Contexte et découverte
En 2018, une habitante de Navarre, âgée de plus de 52 ans, a commencé à percevoir une allocation destinée aux demandeurs d'emploi de sa tranche d'âge, versée sans limite de durée jusqu'à l'âge de la retraite sous réserve du respect d'un plafond de ressources. L'année précédente, elle avait hérité d'un bien immobilier provenant du décès de ses parents. Après l'avoir cédé en 2019, la vente lui a rapporté 30 000 €, somme qu'elle n'a pas signalée au SEPE (Service public de l'emploi espagnol).
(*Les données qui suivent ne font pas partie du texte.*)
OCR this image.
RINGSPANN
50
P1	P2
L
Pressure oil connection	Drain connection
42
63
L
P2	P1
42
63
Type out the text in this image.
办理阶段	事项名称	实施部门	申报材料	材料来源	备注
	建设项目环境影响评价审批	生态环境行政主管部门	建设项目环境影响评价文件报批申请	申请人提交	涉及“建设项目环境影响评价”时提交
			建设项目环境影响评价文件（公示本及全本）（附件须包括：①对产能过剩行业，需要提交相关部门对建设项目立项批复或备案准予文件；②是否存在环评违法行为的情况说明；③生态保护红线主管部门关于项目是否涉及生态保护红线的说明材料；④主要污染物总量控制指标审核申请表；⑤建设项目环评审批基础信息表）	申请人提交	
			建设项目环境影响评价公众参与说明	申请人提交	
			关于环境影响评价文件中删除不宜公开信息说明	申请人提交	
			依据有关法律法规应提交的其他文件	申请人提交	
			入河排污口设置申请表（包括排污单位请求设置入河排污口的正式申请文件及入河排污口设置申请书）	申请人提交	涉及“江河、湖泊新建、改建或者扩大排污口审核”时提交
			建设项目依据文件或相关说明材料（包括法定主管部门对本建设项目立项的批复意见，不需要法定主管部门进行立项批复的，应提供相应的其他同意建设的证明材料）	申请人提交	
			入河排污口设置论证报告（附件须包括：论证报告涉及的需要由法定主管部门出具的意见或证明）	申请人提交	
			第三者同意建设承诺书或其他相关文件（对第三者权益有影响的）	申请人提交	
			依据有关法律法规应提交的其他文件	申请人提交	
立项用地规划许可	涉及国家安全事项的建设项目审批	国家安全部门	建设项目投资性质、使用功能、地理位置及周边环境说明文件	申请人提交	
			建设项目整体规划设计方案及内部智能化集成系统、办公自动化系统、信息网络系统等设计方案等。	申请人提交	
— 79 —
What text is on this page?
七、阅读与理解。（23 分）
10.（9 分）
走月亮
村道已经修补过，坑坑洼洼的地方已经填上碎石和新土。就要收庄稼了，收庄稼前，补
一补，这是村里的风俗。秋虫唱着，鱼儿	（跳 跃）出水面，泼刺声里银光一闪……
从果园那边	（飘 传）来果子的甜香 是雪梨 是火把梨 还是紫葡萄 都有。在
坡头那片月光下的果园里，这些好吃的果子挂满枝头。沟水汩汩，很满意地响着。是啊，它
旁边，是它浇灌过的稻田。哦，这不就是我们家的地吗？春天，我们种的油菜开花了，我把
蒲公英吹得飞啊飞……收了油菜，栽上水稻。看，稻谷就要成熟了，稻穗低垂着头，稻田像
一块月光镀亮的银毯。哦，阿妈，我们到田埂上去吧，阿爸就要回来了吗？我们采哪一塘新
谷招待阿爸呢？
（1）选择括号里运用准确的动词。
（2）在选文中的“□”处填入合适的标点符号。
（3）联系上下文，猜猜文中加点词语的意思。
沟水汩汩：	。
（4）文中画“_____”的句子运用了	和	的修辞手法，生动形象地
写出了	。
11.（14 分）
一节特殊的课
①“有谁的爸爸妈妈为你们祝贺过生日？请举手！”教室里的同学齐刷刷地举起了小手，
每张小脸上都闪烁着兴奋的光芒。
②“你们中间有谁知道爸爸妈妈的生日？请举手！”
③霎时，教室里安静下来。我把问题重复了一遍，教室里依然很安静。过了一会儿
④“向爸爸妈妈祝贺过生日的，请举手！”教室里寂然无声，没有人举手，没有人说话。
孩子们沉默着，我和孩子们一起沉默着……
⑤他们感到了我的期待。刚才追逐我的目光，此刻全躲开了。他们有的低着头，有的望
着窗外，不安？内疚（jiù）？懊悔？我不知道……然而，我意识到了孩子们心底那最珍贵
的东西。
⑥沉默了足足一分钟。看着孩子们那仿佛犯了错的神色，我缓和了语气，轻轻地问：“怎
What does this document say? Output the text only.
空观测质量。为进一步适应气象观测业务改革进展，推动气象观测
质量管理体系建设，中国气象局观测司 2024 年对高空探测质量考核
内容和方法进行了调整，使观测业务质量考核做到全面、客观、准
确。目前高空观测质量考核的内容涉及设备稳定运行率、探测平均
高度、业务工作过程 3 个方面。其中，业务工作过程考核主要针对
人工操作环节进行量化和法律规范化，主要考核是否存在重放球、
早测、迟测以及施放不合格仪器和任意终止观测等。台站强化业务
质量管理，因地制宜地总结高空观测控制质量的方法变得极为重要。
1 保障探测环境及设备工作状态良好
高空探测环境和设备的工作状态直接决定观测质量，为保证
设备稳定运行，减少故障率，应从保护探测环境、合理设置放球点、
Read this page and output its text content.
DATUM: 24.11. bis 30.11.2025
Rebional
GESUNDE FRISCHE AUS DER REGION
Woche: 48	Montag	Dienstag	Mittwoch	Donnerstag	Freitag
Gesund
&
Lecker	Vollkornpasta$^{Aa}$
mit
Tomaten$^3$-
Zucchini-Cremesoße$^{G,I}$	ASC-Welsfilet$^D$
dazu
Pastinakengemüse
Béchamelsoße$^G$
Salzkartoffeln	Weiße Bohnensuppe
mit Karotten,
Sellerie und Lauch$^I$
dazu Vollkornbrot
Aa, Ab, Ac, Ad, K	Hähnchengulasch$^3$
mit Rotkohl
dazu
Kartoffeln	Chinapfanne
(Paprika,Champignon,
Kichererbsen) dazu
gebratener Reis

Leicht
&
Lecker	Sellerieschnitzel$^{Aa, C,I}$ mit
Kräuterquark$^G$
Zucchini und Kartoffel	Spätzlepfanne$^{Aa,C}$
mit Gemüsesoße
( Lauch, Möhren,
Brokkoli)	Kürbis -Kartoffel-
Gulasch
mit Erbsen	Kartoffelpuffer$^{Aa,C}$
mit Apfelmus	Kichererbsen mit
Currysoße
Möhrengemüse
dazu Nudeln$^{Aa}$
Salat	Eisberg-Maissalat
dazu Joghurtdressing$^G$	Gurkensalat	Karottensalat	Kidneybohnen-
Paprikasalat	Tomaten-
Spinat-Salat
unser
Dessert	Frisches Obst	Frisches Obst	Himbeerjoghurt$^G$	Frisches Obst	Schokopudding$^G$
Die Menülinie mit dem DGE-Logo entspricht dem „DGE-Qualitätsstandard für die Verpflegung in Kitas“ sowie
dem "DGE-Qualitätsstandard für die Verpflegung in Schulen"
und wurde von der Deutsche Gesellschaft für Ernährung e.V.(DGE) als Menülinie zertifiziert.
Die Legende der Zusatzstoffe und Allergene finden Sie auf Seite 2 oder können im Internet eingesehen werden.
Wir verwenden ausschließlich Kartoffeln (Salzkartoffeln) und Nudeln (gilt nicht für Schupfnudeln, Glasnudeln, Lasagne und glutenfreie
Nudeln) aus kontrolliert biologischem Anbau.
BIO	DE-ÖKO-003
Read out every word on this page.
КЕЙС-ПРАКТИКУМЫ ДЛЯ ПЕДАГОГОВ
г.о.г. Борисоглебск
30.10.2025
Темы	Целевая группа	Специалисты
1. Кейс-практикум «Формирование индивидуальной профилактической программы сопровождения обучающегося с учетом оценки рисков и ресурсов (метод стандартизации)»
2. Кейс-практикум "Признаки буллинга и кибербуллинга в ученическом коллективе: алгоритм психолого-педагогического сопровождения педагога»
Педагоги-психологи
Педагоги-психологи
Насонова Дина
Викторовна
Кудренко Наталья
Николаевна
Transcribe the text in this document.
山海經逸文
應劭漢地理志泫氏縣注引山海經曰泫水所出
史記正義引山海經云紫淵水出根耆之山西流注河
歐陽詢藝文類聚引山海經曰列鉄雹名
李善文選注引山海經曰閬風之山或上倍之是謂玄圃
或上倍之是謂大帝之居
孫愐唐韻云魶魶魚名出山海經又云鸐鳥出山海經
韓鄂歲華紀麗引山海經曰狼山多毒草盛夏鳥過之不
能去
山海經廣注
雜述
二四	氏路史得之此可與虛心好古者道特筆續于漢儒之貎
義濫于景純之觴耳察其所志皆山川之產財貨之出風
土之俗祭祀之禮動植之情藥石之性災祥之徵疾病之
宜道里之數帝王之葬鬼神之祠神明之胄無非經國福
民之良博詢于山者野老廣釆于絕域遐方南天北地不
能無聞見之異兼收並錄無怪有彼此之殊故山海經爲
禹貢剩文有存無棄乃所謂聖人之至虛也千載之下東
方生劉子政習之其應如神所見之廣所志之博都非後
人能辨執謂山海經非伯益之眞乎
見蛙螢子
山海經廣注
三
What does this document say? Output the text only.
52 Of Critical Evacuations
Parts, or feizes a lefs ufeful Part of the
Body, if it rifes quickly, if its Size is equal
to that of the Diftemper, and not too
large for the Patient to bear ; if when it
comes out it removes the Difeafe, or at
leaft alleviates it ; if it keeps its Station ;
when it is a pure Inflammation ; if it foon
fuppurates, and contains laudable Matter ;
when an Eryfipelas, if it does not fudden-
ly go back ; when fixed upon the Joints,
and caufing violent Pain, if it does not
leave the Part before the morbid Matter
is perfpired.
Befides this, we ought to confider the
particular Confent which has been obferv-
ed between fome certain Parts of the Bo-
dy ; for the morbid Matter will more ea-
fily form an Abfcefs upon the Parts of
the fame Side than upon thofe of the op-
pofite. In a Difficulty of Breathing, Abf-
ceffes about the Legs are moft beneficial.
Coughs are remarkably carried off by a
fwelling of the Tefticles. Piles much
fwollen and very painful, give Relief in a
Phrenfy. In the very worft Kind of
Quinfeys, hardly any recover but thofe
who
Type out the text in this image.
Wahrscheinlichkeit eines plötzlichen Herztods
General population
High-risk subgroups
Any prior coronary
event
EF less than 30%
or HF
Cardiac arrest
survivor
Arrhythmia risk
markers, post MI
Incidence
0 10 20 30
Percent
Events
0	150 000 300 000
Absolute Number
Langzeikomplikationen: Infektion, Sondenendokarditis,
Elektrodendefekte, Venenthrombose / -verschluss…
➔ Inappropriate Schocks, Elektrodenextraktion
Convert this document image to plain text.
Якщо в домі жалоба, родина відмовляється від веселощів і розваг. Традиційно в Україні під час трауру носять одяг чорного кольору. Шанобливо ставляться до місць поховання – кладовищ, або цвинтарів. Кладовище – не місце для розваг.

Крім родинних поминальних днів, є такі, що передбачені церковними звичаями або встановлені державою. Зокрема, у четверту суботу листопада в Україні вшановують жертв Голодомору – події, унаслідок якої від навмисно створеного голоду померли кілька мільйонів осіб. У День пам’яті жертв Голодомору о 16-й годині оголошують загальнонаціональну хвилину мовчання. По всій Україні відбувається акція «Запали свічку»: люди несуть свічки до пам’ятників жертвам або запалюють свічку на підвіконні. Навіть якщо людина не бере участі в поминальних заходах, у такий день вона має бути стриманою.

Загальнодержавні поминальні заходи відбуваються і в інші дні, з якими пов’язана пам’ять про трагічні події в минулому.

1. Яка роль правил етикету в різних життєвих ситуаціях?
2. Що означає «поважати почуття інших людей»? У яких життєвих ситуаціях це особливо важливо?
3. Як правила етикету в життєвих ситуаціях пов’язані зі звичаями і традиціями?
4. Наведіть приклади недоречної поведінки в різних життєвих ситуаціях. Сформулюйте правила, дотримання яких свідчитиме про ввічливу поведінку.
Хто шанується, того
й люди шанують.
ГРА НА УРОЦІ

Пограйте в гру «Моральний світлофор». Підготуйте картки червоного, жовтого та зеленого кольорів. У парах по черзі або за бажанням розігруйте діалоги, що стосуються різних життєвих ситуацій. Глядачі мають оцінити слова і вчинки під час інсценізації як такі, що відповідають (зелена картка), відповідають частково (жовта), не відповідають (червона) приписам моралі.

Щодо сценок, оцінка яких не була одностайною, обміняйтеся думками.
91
Contrôle, suspension et demande de remboursement
Ce n'est qu'en 2024, lors d'un contrôle croisé avec l'administration fiscale, que le SEPE a identifié l'opération. L'organisme a alors estimé que la bénéficiaire avait perçu indûment l'allocation sur la période allant du 8 juillet 2020 au 30 juin 2024. Suite à cette découverte, l'aide a été suspendue et l'administration a exigé le remboursement de 22 102,78 €.
Procédure judiciaire et argument de prescription
La bénéficiaire a contesté la décision en arguant que l'administration ne pouvait plus réclamer les sommes au-delà d'un certain délai, invoquant la prescription. Ce moyen n'a pas été retenu : ni le tribunal de Pampelune ni la Haute Cour de justice de Navarre n'ont donné gain de cause à la défenderesse, considérant la dissimulation de la vente et validant la demande de restitution.
Ce que cela change pour les allocataires et employeurs
Cette affaire rappelle plusieurs points pratiques pour les personnes percevant des prestations sociales :
- Obligation de déclarer tout revenu ou patrimoine susceptible de modifier l'éligibilité aux aides ;
- Contrôles croisés entre services fiscaux et administrations sociales peuvent remonter des opérations antérieures ;
- Pas d'impunité : la dissimulation expose au remboursement des sommes perçues et à des procédures judiciaires.
| Année | Événement | Montant |
|---|---|---|
| 2018 | Début de l'allocation pour demandeur d'emploi >52 ans | — |
| 2019 | Vente du bien hérité | 30 000 € |
| 8/07/2020 - 30/06/2024 | Période considérée comme indemnisée indûment | — |
| 2024 | Découverte lors d'un contrôle et réclamation | 22 102,78 € |
Enjeux et enseignements
Au-delà de l'aspect pécuniaire, l'arrêt illustre la fermeté des administrations sociales face aux omissions qui remettent en cause l'éligibilité aux aides. Les droits ouverts « sans limitation de durée » restent conditionnels : la surveillance des ressources est continue et les procédures de recouvrement peuvent aboutir plusieurs années après les faits, notamment lorsque des informations fiscales sont croisées.
Pour les salariés et les demandeurs d'emploi, la leçon est claire : signaler toute entrée de patrimoine ou revenu susceptible d'excéder les seuils applicables permet d'éviter des rappels importants. Pour les employeurs et conseillers, l'affaire rappelle aussi l'intérêt d'une information précise et régulière des publics sur les obligations déclaratives liées aux prestations.